Sunday, August 23, 2015

Causes of Gold King mine spill emerging

The causes of the Gold King mine waste water spill in Colorado are emerging from a variety of sources.    Rather than simply a leak from the Gold King mine, it appears that the mine is part of a network of mines, adits, tunnels, and natural fractures and faults creating a complex system underlying much of the mountain.   Work on other mines, combined with natural infiltration of rainwater and snowmelt, all appear to have contributed to the filling up of the Gold King mine tunnel with mineral-rich waters.   EPA contractors punched through an adit of Gold King mine, unleashing the built-up waters.

Tucson-based consulting geologist David Briggs published an article in the Arizona Daily Independent  describing the  history of mines on the mountain including the closure of the Sunnyside mine in 1991.  David reports that 12 bulkheads or engineered dams were built in underground tunnels, to control drainage of acid mine waters.  David's interpretation is that groundwater flow through natural fractures and faults would discharge through these tunnels. But with them dammed and drainage halted, drainage in other mines, including the Red & Bonita and the Gold King 7th Level Adit, increased.  [Right, geologic cross section of Gold King and Sunnyside mines, by David Briggs, modified from USGS Professional Paper 535]

David concludes "this is comparable to a bathroom sink that has a drain and overflow outlet. When the drain (i.e., American Tunnel) is open the water flows out the bottom of the sink.  However, if you close the drain (i.e. wtih a bulkhead) the water will rise in the sink until it gets to the overflow outlet (i.e. Red and Bonita mine and Gold King 7th Level Adit)."

EPA was working on the nearby Red and Bonita mine since 2010. The summer 2015 work plan was to install a reinforced bulkhead and to remove debris from the Gold King Mine 7th Level Adit and observe "possible changes in the discharge resulting from the installation of the Red and Bonita mine bulkhead."  David speculates on the nature what was plugging the Gold King entrance and comments on EPA and its contractor's culpability in not assessing the situation adequately, but his explanation of the events and processes that ponded the millions of gallons of waste water in the Gold King adit are compelling.

EPA has fact sheets and photos posted about their work at the Red and Bonita mine which began in late July 2015, a couple of weeks prior to the Gold King spill on August 5.   [Red and Bonita mine removal action photo log, July 24, 2015; Red and Bonita Mine Remova]
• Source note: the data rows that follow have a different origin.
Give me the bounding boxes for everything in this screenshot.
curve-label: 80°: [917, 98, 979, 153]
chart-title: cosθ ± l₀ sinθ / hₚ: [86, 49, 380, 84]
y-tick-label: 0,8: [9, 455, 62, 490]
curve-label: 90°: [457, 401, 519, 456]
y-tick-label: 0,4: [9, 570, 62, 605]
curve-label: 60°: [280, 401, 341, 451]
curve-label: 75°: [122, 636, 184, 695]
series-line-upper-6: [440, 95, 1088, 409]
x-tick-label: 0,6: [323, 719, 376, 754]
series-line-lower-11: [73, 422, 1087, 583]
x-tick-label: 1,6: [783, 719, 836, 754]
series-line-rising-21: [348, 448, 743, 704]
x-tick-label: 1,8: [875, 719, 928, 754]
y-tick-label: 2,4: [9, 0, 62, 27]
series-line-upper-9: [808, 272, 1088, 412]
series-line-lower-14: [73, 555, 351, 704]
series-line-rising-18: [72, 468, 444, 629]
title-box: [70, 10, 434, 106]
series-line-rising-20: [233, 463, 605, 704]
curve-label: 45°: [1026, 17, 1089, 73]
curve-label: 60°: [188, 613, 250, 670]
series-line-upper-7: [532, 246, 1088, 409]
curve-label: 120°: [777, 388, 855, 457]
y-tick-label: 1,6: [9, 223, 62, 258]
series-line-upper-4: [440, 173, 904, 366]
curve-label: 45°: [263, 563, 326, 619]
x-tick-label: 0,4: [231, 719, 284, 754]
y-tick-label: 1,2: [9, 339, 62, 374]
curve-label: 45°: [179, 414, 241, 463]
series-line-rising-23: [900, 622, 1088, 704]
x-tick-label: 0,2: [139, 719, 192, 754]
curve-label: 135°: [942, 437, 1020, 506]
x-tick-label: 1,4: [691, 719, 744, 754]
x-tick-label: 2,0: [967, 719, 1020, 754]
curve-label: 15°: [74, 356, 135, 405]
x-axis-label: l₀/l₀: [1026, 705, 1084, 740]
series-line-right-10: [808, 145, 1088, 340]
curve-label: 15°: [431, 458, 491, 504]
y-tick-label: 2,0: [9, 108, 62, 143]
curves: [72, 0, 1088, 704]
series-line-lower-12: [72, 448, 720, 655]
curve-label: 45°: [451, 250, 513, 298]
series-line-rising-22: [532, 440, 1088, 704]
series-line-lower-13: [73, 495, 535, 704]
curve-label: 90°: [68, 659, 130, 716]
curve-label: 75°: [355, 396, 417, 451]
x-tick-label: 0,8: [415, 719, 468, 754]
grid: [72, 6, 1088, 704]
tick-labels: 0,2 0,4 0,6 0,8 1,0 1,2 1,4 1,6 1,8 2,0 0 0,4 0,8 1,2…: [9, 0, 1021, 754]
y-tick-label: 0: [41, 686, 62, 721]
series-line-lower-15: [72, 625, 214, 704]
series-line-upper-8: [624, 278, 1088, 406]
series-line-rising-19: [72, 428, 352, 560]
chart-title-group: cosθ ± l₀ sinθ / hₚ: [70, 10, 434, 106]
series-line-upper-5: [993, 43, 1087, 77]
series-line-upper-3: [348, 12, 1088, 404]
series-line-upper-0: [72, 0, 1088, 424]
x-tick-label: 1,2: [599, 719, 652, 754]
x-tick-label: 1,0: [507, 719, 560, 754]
[Bottom right, map of mine workings including Red & Bonita and Gold Mine King, with named faults.  Credit, EPA with additions by David Briggs]

The January 2015 Removal Action Community Involvement Plan describes the proposed action on the Red and Bonita mine:  "By installing a bulkhead, the mine water will fill the mine workings and eventually a relatively stable hydrostatic level will be reached above the level of the mine. ... It is anticipated that the contamination in the water from the mine will precipitate, while moving through the fractured bedrock along the pre-mining groundwater courses."

The May 22, 2015  EPA "Upper Animas Mining District Fact Sheet" starts off saying "The EPA Superfund Program is conducting a time-critical removal action at the Red and Bonita Mine site during the summer 2015. The action involves installing an engineered, reinforced bulkhead (i.e. massive plug) to control the discharge of contaminated water coming out of the mine adit (i.e. tunnel) and flowing into Cement Creek, a tributary of the Animas River.

Along with this work, EPA also plans to remove the blockage and reconstruct the portal at the Gold King Mine in order to best observe possible changes in discharge caused by the installation of Red and Bonita Mine bulkhead. The Gold King Mine is the closest mine to the Red and Bonita Mine and is located higher on the mountain. Entry into the Gold King Mine workings will depend on the conditions encountered following portal construction."

However, a June 25, 2014 Task Order Statement of Work to EPA contractor Environmental Restoration, LLC, warns that "The Gold King Mine has not had maintenance of the mine working since 1991, and the workings
have been inaccessible since 1995 when the mine portal collapsed. This condition has likely caused impounding of water behind the collapse. ln addition, other collapses within the workings may have occurred creating additional water impounding conditions. Conditions may exist that could result in a blow-out of the blockages and cause a release of large volumes of contaminated mine waters and sediment from inside the mine, which contain concentrated heavy metals." [emphasis added]

What's not clear is whether EPA's contractor actually starting (or even finished) the new bulkhead in the Red & Bonita mine.  Their planning document said the work would be completed in September 2015.  The photos of the work show only the external ponds and berms.   

Was the waste water released from the Gold King filling up over the past 20 years or was it newly introduced?

If the bulkhead in the Red & Bonita were put in place in late July, it would take just about a week for the 300 gallons per minute flow out of that mine to back up and total the 3 million gallons spilled out of the Gold King.   This is a question that needs to be clarified with EPA.